With new ballistic anti-carrier missiles and unmanned drones, one wonders if developing new platforms (the Ford-class) for launching manned planes off a ship is actually value for money…

Carrier cost (2000) PDF:
Acquisition cost:
Anti-ship ballistic missiles:

Posted by ChrisMaresca | Report as abusive

To all the deficit hawks out there – I used to be one of you. Then I stumbled on the realization that our bond market doesn’t fund anything in the post-gold-standard age. We don’t need to borrow money from China or anyone else in order to spend. When the federal government spends money it just comes into existence. When we tax citizens or sell a bond, the proceeds simply cease to exist. When we pay interest, that money doesn’t come from some account where we’ve “saved” it up – it is created by the act of being spent.

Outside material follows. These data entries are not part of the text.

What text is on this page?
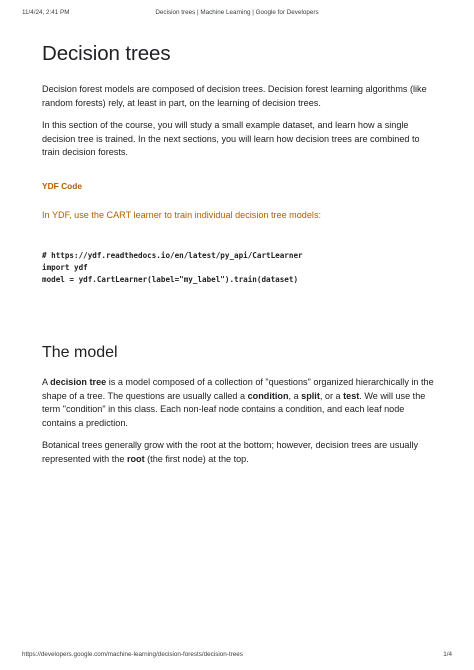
11/4/24, 2:41 PM	Decision trees | Machine Learning | Google for Developers
Decision trees

Decision forest models are composed of decision trees. Decision forest learning algorithms (like random forests) rely, at least in part, on the learning of decision trees.

In this section of the course, you will study a small example dataset, and learn how a single decision tree is trained. In the next sections, you will learn how decision trees are combined to train decision forests.

YDF Code
In YDF, use the CART learner to train individual decision tree models:
# https://ydf.readthedocs.io/en/latest/py_api/CartLearner
import ydf
model = ydf.CartLearner(label="my_label").train(dataset)
The model

A decision tree is a model composed of a collection of "questions" organized hierarchically in the shape of a tree. The questions are usually called a condition, a split, or a test. We will use the term "condition" in this class. Each non-leaf node contains a condition, and each leaf node contains a prediction.

Botanical trees generally grow with the root at the bottom; however, decision trees are usually represented with the root (the first node) at the top.

https://developers.google.com/machine-learning/decision-forests/decision-trees	1/4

The commenter who said there is no reason for the government to borrow is correct, although not for the reasons I suspect he meant. Our monetary system could function perfectly well without the treasury bond market – it’s a hold over from the gold standard. You can think of treasuries as a proxy for dollars – they are fungible. Just pretend that all those treasuries our there are actually dollars, if China wanted to spend dollars on something they could exchange their treasuries at any moment.

The fact that our debt ceiling continues to rise is more a function of the fact that we continue to purchase more foreign goods than foreigners purchase of ours. As we net send dollars overseas there are fewer dollars in circulation at home. Government spending replenishes the supply so to speak.

Posted by Linc01 | Report as abusive

That’s an interesting point, Linc01.

The distinction between bonds and dollars, though, is that the bonds carry a coupon. Might be more attractive to foreigners holding them long-term?

Not sure that a rapid increase in money supply (whether borrowing or otherwise) is a cure-all solution, though. At some point people lose faith in the currency. Then what?